You may well ask: why have these suggestions not been investigated? Carbon is usually only experienced as a constituent of solids because solids are visible. Carbon is not appreciated as a weighty substance because carbon dioxide is invisible. Photosynthesising plants are mostly made from carbon dioxide. Also, respiratory physicians and physiologists are not attracted to study weight problems and other specialties are not attracted to study respiratory problems. I hesitate to observe further that financial homeostasis operates. Calorie-restricted diets do not fail to earn large amounts of money for their advocates.
There are six conclusions:
1. Calorie-restricted diets will help with weight reduction but homeostatic mechanisms will reduce their effectiveness and patients should be warned that this will occur.
2. Respiratory centres are not under conscious control and tendencies to be overweight may not be the result of overeating or 'moral weakness'.
3. Energy expenditure exercise programs aimed at weight reduction will not be effective unless carbon excretion is increased by increasing breathing.
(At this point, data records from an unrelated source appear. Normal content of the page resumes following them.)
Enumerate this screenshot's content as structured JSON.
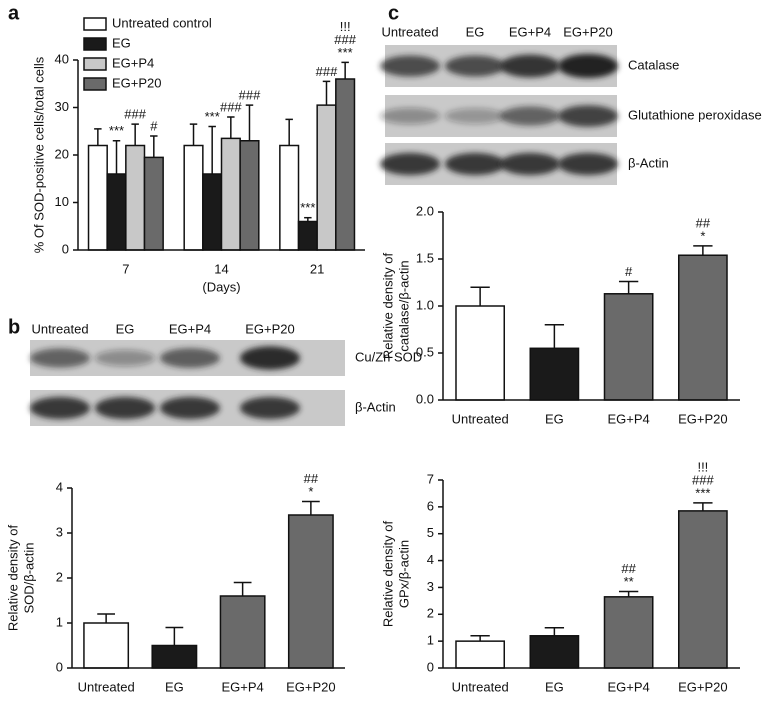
{
  "panel_labels": [
    "a",
    "b",
    "c"
  ],
  "blots": [
    {
      "lanes": [
        "Untreated",
        "EG",
        "EG+P4",
        "EG+P20"
      ],
      "rows": [
        "Cu/Zn SOD",
        "β-Actin"
      ]
    },
    {
      "lanes": [
        "Untreated",
        "EG",
        "EG+P4",
        "EG+P20"
      ],
      "rows": [
        "Catalase",
        "Glutathione peroxidase",
        "β-Actin"
      ]
    }
  ],
  "chart_data": [
    {
      "type": "bar",
      "categories": [
        "7",
        "14",
        "21"
      ],
      "xlabel": "(Days)",
      "ylabel": [
        "% Of SOD-positive cells/total cells"
      ],
      "ylim": [
        0,
        40
      ],
      "yticks": [
        0,
        10,
        20,
        30,
        40
      ],
      "legend": "top-left",
      "series": [
        {
          "name": "Untreated control",
          "color": "#ffffff",
          "values": [
            22,
            22,
            22
          ],
          "errors": [
            3.5,
            4.5,
            5.5
          ],
          "annotations": [
            [],
            [],
            []
          ]
        },
        {
          "name": "EG",
          "color": "#1a1a1a",
          "values": [
            16,
            16,
            6
          ],
          "errors": [
            7,
            10,
            0.8
          ],
          "annotations": [
            [
              "***"
            ],
            [
              "***"
            ],
            [
              "***"
            ]
          ]
        },
        {
          "name": "EG+P4",
          "color": "#c8c8c8",
          "values": [
            22,
            23.5,
            30.5
          ],
          "errors": [
            4.5,
            4.5,
            5
          ],
          "annotations": [
            [
              "###"
            ],
            [
              "###"
            ],
            [
              "###"
            ]
          ]
        },
        {
          "name": "EG+P20",
          "color": "#6a6a6a",
          "values": [
            19.5,
            23,
            36
          ],
          "errors": [
            4.5,
            7.5,
            3.5
          ],
          "annotations": [
            [
              "#"
            ],
            [
              "###"
            ],
            [
              "!!!",
              "###",
              "***"
            ]
          ]
        }
      ]
    },
    {
      "type": "bar",
      "categories": [
        "Untreated",
        "EG",
        "EG+P4",
        "EG+P20"
      ],
      "ylabel": [
        "Relative density of",
        "SOD/β-actin"
      ],
      "ylim": [
        0,
        4
      ],
      "yticks": [
        0,
        1,
        2,
        3,
        4
      ],
      "values": [
        1.0,
        0.5,
        1.6,
        3.4
      ],
      "errors": [
        0.2,
        0.4,
        0.3,
        0.3
      ],
      "colors": [
        "#ffffff",
        "#1a1a1a",
        "#6a6a6a",
        "#6a6a6a"
      ],
      "annotations": [
        [],
        [],
        [],
        [
          "##",
          "*"
        ]
      ]
    },
    {
      "type": "bar",
      "categories": [
        "Untreated",
        "EG",
        "EG+P4",
        "EG+P20"
      ],
      "ylabel": [
        "Relative density of",
        "catalase/β-actin"
      ],
      "ylim": [
        0,
        2
      ],
      "yticks": [
        {
          "value": 0,
          "label": "0.0"
        },
        0.5,
        {
          "value": 1,
          "label": "1.0"
        },
        1.5,
        {
          "value": 2,
          "label": "2.0"
        }
      ],
      "values": [
        1.0,
        0.55,
        1.13,
        1.54
      ],
      "errors": [
        0.2,
        0.25,
        0.13,
        0.1
      ],
      "colors": [
        "#ffffff",
        "#1a1a1a",
        "#6a6a6a",
        "#6a6a6a"
      ],
      "annotations": [
        [],
        [],
        [
          "#"
        ],
        [
          "##",
          "*"
        ]
      ]
    },
    {
      "type": "bar",
      "categories": [
        "Untreated",
        "EG",
        "EG+P4",
        "EG+P20"
      ],
      "ylabel": [
        "Relative density of",
        "GPx/β-actin"
      ],
      "ylim": [
        0,
        7
      ],
      "yticks": [
        0,
        1,
        2,
        3,
        4,
        5,
        6,
        7
      ],
      "values": [
        1.0,
        1.2,
        2.65,
        5.85
      ],
      "errors": [
        0.2,
        0.3,
        0.2,
        0.3
      ],
      "colors": [
        "#ffffff",
        "#1a1a1a",
        "#6a6a6a",
        "#6a6a6a"
      ],
      "annotations": [
        [],
        [],
        [
          "##",
          "**"
        ],
        [
          "!!!",
          "###",
          "***"
        ]
      ]
    }
  ]
}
Exercises, such as weight training, that do not significantly increase breathing, will not reduce weight.
4. Genetic factors affecting sensitivity to CO2 in respiratory centres are no doubt relevant and early screening for subnormal CO2 responsiveness and thus excretion capacity could identify those at risk of becoming overweight.
5. Calorie content of foods should ideally be replaced by labelling stating their weight of bioavailable carbon.
6. Finally, live at high altitudes. Your weight will reduce, pollution will be lower, and the view will be better.